We want to encourage you to start early and submit intermediate results. And if you finish the assignment, we want to encourage you to keep making it better (so you can keep learning more).

So the late policy (subject to change) is:

  1. You must commit and push the workbook to your personal repository before the “drop dead” time (usually Monday). We copy the repositories early Tuesday morning – and we will only grade what we collect. The grader will look at the most recent commit on the master branch in the copy made at collection time. If that GIT terminology doesn’t make sense to you, don’t worry, in most cases, this just means the last commit – unless you use a fancier GIT feature.

  2. If we don’t see you at least starting the assignment before the deadline (Friday), we may consider it late. We may check for pushes or commits before the deadline. If you haven’t even clicked on the Github Classroom link to create your repo by the deadline, that’s a really bad sign.

  3. If we see that your final commits are close to the drop dead time (Monday), we may consider things late.

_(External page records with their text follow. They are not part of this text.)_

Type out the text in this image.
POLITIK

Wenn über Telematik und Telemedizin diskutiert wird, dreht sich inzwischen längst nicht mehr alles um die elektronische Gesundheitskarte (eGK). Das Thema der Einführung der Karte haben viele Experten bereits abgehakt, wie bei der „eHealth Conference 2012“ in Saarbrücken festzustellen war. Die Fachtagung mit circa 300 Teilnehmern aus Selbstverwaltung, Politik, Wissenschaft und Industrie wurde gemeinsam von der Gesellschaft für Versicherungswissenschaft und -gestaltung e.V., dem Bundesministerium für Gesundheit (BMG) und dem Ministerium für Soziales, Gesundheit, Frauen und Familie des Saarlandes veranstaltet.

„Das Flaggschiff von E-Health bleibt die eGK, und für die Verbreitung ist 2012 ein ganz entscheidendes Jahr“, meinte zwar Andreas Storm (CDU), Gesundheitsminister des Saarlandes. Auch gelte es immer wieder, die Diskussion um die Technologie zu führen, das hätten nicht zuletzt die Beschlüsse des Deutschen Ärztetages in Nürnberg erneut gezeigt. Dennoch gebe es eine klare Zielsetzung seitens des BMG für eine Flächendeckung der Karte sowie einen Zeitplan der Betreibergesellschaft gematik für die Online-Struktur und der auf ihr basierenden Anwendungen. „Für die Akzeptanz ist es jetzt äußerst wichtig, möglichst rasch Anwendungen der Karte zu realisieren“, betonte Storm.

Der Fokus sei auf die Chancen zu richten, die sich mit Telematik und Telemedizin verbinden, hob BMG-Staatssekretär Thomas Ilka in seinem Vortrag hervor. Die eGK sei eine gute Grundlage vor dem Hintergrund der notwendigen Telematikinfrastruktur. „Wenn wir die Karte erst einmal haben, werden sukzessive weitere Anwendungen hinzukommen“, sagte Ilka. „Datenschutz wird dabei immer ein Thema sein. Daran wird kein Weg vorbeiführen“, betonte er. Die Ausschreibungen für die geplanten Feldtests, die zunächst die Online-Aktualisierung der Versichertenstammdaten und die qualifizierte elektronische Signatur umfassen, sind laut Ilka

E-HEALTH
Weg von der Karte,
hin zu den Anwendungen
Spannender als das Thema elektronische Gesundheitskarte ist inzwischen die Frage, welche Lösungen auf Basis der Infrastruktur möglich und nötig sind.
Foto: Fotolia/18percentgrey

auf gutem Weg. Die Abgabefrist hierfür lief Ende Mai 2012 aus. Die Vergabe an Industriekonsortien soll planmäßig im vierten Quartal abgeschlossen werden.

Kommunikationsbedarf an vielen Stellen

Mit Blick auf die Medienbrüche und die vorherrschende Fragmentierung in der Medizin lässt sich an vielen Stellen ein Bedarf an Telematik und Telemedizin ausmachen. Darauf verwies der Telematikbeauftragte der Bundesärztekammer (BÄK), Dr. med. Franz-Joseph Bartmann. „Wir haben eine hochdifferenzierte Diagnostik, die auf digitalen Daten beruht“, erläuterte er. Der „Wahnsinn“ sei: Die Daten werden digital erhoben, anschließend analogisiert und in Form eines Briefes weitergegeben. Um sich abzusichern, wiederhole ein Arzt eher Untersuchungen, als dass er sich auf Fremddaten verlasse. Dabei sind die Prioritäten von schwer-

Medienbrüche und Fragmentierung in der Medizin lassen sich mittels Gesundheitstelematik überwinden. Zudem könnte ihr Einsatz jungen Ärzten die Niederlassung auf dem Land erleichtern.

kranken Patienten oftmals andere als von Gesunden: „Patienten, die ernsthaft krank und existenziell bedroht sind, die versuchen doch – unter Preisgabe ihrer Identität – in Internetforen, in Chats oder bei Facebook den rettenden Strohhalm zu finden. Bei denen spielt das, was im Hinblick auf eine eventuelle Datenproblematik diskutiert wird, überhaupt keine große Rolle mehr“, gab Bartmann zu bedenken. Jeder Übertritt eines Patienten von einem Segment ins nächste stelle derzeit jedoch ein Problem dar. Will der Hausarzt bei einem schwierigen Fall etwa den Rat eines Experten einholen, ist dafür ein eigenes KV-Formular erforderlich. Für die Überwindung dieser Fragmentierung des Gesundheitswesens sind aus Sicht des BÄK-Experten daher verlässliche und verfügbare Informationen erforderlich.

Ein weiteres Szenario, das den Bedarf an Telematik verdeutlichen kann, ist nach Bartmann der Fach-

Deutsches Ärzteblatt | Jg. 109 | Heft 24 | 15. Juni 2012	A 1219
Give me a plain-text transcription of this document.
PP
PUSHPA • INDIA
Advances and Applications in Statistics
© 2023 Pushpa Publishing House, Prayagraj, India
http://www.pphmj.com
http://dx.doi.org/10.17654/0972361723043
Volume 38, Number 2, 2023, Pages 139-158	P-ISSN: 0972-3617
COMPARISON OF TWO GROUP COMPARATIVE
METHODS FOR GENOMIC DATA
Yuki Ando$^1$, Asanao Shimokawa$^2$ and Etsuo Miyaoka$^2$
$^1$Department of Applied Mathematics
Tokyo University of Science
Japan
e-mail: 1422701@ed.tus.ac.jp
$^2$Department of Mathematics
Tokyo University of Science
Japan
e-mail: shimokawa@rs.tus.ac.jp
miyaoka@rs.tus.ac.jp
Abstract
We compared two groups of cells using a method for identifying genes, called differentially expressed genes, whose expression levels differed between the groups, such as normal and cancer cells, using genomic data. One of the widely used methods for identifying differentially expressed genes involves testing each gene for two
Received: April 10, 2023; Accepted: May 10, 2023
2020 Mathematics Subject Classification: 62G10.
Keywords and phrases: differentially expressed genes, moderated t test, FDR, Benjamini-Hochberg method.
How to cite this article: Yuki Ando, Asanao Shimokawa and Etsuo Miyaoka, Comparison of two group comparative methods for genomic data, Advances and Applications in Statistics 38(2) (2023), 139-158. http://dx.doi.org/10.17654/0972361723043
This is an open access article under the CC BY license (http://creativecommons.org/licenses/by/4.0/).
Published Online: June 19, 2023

Your workbook grade for the semester is the average of all the workbooks, dropping the lowest two. The workbook bonus is added to this. We may assess a penalty of up to 1/2 a grade (to the overall workbook grade) if you are chronically late. The real penalty for being late is getting bad scores on the assignment because you didn’t give yourself enough time to do the work. Lateness will mainly be used in borderline cases (your grade is on a boundary).

Being chronically late is not about any one assignment, it’s a about a consistent pattern. We may consider you chronically late if:

  1. In more than 1/3 of the workbooks your initial push/commit is after the (Friday) deadline.

  2. Your median time for “last push” is within 4 hours of the “drop dead time.”

  3. You both started late and finished late on more than 2-3 workbooks.